Keep police department or outsource to sheriff’s office?
Council member Conrad, who could not attend the meeting, said Monday that he has asked city officials to explore the possibility of having the Washington County Sheriff’s Office provide public safety services for the city. He said he has talked with officials from the sheriff’s office and believes the city could save $400,000 annually if they were to make that move.
“I have asked questions to find out what it would take to do that,” Conrad said. “The City of Newport has done that, and it does seem to be working for them.”
The Washington County Sheriff’s Office began policing Newport, population 5,300, in 2016, and the city’s five-officer police force was disbanded.
The police department in St. Paul Park, which also has a population of 5,300, has nine full-time officers, according to the city’s website.
The mayor said he does not support giving up the city’s police department and questioned whether the city would save $400,000.
“I think having a local department gives you that sense of continuity and gives us that identity,” Franke said. “That’s not to dispel any of the great work that the sheriff’s office does, but I believe St. Paul Park is a small community with a small-town feel, and having our own officers gives us that autonomy, and it gives us that identity, just like any other city.”
He said he does not believe that there is an “appetite” on the part of a majority of council members to make a switch. He also said that discussing a move like disbanding the department “honestly makes it hard to give our employees the security and the support that I think they deserve.”
Chief has long career in policing
Danberg grew up in Newport and graduated from Woodbury High School in 1993. When she was 3, her father, Wesley Danberg, who was the fire chief in Newport, died in an explosion at the Ashland Oil Refinery in St. Paul Park.
She began her police career in July 1998 as a patrol officer with the Inver Grove Heights Police Department. She worked in the investigations unit from 2001 to 2004 and was promoted to sergeant of the patrol division in 2011.
During a phone interview on Tuesday, Danberg, 49, said she hoped to retire from St. Paul Park.
“It is tough. From Day 1, I’ve always tried to do what is best for the city,” she said. “But maybe my resignation can be a wake-up call to the council about what (they) should be doing with city staff. You should be showing them support and talking about them positively, and if you have any critiques or questions or concerns, those should be addressed with that person behind closed doors, out of public hearing.”

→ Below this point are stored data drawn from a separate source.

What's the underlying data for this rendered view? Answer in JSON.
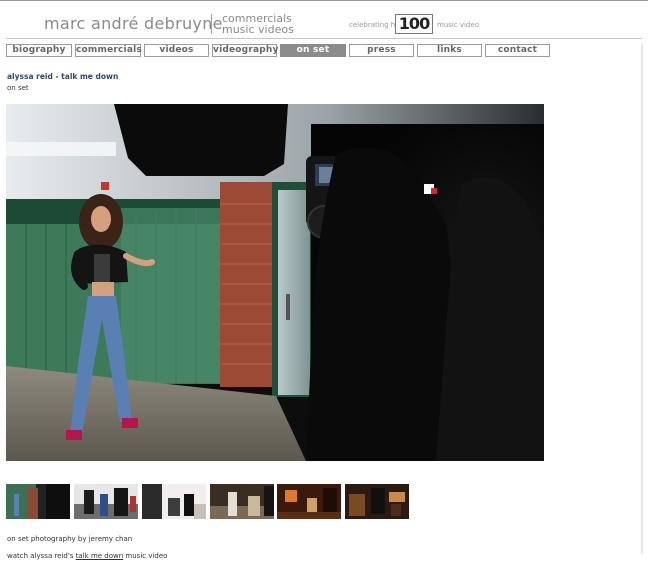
{
  "header": {
    "brand": "marc andré debruyne",
    "tagline_line1": "commercials",
    "tagline_line2": "music videos",
    "celebrating": "celebrating his",
    "badge": "100",
    "badge_suffix": "music video"
  },
  "nav": {
    "items": [
      {
        "label": "biography"
      },
      {
        "label": "commercials"
      },
      {
        "label": "videos"
      },
      {
        "label": "videography"
      },
      {
        "label": "on set"
      },
      {
        "label": "press"
      },
      {
        "label": "links"
      },
      {
        "label": "contact"
      }
    ],
    "active_index": 4
  },
  "content": {
    "title": "alyssa reid - talk me down",
    "subtitle": "on set",
    "credit": "on set photography by jeremy chan",
    "watch_prefix": "watch alyssa reid's",
    "watch_link": "talk me down",
    "watch_suffix": "music video"
  },
  "colors": {
    "title_blue": "#2b4a6e",
    "nav_active_bg": "#8c8c8c",
    "nav_border": "#9c9c9c",
    "header_gray": "#8a8a8a"
  }
}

Suggesting that the department should be disbanded hurts morale and is done “with malice, rather than concern for the citizens,” she said. “… We are a busy police department for the population that we have.”
In her letter, Danberg recommended that the council promote Sgt. Craig Elgin to interim police chief after she leaves “to ensure continuity and stability during the transition,” she said.
Danberg said Tuesday that she does not yet have another job lined up. “I am looking forward to decompressing and taking some much-needed and overdue time off,” she said.